É a história (engraçada e terna) de
um auditor de impostos que, de repente, começa a ouvir a voz misteriosa de uma narradora: sua vida,
aparentemente insignificante, é o
tema de um romance, do qual ele é,
obviamente, o protagonista.
Saí do cinema pensando no lugar
que as ficções ocuparam e ocupam
na minha vida.
Cresci numa família em que ler
romances e assistir a filmes, ou seja,
mergulhar em ficções, não era considerado uma perda de tempo. Podia
atrasar os deveres ou sacrificar o sono para acabar um capítulo, e não
era preciso me trancar no banheiro
nem ler à luz de uma lanterna.
Meus pais, eventualmente, pediam que organizasse melhor meu
horário, mas deixavam claro que
meu interesse pelas ficções era uma
parte crucial (e aprovada) de minha
"formação". Eles sequer exigiam
que as ditas ficções fossem edificantes ou tivessem um valor cultural estabelecido. Um policial e um Dostoiévski eram tratados com a mesma deferência.
Quando foi minha vez de ser pai,
agi da mesma forma. Por quê?
Existe a idéia (comum) segundo a
qual a ficção é uma "escola de vida":
ela nos apresenta a diversidade do
mundo e constitui um repertório do
possível. Alguém dirá: o mesmo não
aconteceria com uma série de bons
documentários ou ensaios etnográficos? Certo, documentários e ensaios ampliam nosso horizonte. Mas
a ficção opera uma mágica suplementar.
Tome, por exemplo, "O Caçador
de Pipas", de Khaled Hosseini. A leitura nos faz conhecer a particularidade do Afeganistão, mas o que torna o romance irresistível é a história
singular de Amir, o protagonista.
Amir, afastado de nós pelas particularidades de seu grupo, revela-se
igual a nós pela singularidade de sua
experiência. A vida dos afegãos pode
ser objeto de um documentário, que,
sem dúvida, será instrutivo. Mas a
história fictícia "daquele" afegão o
torna meu semelhante e meu irmão.
Esta é a mágica da ficção: no meio
das diferenças particulares entre
grupos, ela inventa experiências singulares que revelam a humanidade
que é comum a todos, protagonistas
e leitores. A ficção de uma vida diferente da minha me ajuda a descobrir
o que há de humano em mim.
Há uma outra idéia, menos comum, segundo a qual a vida da gente
pode (e talvez deva) ser vivida como
uma narração. Não tanto para que
ela se transforme num roteiro mirabolante, mas para que nosso cotidiano (por humilde e banal que seja) assuma uma relevância e uma intensidade que o tornem digno de ser vivido. Não fica claro? Faça a experiência: passe três horas de seu dia
acompanhando suas ações de sempre, seus pensamentos, seus encontros e suas rotinas com uma narração mental detalhada, como se você
fosse o protagonista de um romance
que está sendo escrito enquanto você age. Que o resultado seja um atormentado monólogo interior ou uma
seca descrição, de qualquer forma,
seu mundo (externo e interno) será
transformado.
Se você prolongar a experiência
(redigindo um diário, em forma de
blog ou num caderno, pouco importa), a narração passará a comandar
sua vida: aos poucos, suas escolhas
serão decididas em função do texto
que você está escrevendo. Critérios
estéticos ("como fica isso na história?") acabarão se misturando com
os critérios éticos pelos quais, até
então, você se norteava.
"Viva sua vida como se ela fosse o
objeto de um romance" é um imperativo moral estranho e eficiente,
embora nem sempre seguro (e às vezes, aliás, francamente perigoso).
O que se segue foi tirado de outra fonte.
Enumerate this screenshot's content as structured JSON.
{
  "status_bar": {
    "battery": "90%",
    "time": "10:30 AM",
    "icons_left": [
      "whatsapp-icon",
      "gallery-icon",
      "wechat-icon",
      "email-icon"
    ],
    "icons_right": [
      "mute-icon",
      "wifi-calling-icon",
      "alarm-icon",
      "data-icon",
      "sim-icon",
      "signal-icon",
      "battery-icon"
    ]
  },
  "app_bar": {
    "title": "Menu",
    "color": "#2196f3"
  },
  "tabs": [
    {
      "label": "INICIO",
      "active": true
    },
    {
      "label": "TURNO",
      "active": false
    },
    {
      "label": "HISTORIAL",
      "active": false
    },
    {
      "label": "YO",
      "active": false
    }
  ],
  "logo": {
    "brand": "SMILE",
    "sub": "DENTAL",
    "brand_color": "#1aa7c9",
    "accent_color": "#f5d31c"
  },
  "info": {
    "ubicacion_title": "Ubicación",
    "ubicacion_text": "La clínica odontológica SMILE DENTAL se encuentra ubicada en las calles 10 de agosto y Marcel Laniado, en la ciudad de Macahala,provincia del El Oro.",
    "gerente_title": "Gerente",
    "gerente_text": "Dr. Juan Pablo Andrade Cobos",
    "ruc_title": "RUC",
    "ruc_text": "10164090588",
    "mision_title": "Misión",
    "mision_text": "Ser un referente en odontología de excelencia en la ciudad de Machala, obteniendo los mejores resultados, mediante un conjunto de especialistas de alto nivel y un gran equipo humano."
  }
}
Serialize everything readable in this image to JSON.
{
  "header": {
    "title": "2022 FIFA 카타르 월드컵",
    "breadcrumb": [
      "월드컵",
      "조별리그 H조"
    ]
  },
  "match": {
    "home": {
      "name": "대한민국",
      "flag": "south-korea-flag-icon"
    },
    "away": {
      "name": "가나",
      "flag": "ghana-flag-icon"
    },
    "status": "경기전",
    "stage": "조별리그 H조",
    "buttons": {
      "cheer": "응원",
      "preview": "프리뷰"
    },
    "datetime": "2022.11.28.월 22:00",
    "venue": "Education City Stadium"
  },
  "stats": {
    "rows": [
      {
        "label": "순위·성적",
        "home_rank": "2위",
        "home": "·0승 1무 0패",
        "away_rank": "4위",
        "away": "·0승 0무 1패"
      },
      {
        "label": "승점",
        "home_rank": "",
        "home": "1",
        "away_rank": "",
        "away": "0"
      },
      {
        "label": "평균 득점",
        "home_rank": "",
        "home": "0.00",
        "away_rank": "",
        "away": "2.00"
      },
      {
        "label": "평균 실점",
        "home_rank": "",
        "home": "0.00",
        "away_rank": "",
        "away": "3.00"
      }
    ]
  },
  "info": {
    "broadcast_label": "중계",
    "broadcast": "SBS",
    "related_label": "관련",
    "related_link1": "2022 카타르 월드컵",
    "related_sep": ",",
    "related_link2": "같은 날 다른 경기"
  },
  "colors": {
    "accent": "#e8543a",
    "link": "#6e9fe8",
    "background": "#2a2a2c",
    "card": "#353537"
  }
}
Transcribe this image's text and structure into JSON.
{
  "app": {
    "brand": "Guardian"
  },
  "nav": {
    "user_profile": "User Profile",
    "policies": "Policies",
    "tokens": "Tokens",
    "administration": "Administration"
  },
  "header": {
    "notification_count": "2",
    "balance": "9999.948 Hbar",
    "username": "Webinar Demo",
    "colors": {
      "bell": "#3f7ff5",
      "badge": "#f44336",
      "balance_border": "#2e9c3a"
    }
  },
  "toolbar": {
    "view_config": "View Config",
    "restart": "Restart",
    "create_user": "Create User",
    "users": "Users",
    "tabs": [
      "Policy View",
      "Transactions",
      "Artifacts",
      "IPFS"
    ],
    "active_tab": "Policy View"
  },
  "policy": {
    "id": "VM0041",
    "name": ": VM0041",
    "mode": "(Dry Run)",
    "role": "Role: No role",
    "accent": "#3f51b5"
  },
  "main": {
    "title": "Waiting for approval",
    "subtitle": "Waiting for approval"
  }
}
Num momento do filme de Marc
Forster, o protagonista aceita que a
narradora escreva sua morte (e o
condene, portanto, a morrer), pois
esse parece ser, naquela altura, o
desfecho adequado da história. Essa
atitude do protagonista leva a escritora a observar que, na verdade, a
gente deveria preservar a vida de um
homem que é capaz de aceitar a
morte para que sua história possa
ser contada da melhor maneira possível. É um pequeno paradoxo (ético
ou estético, difícil dizer) que merece
reflexão.
Enfim, se perpetuei e transmiti o
respeito de meus pais pelas ficções é
porque elas me parecem ser a maior
e melhor fonte não de nossas normas morais, mas de nosso pensamento moral.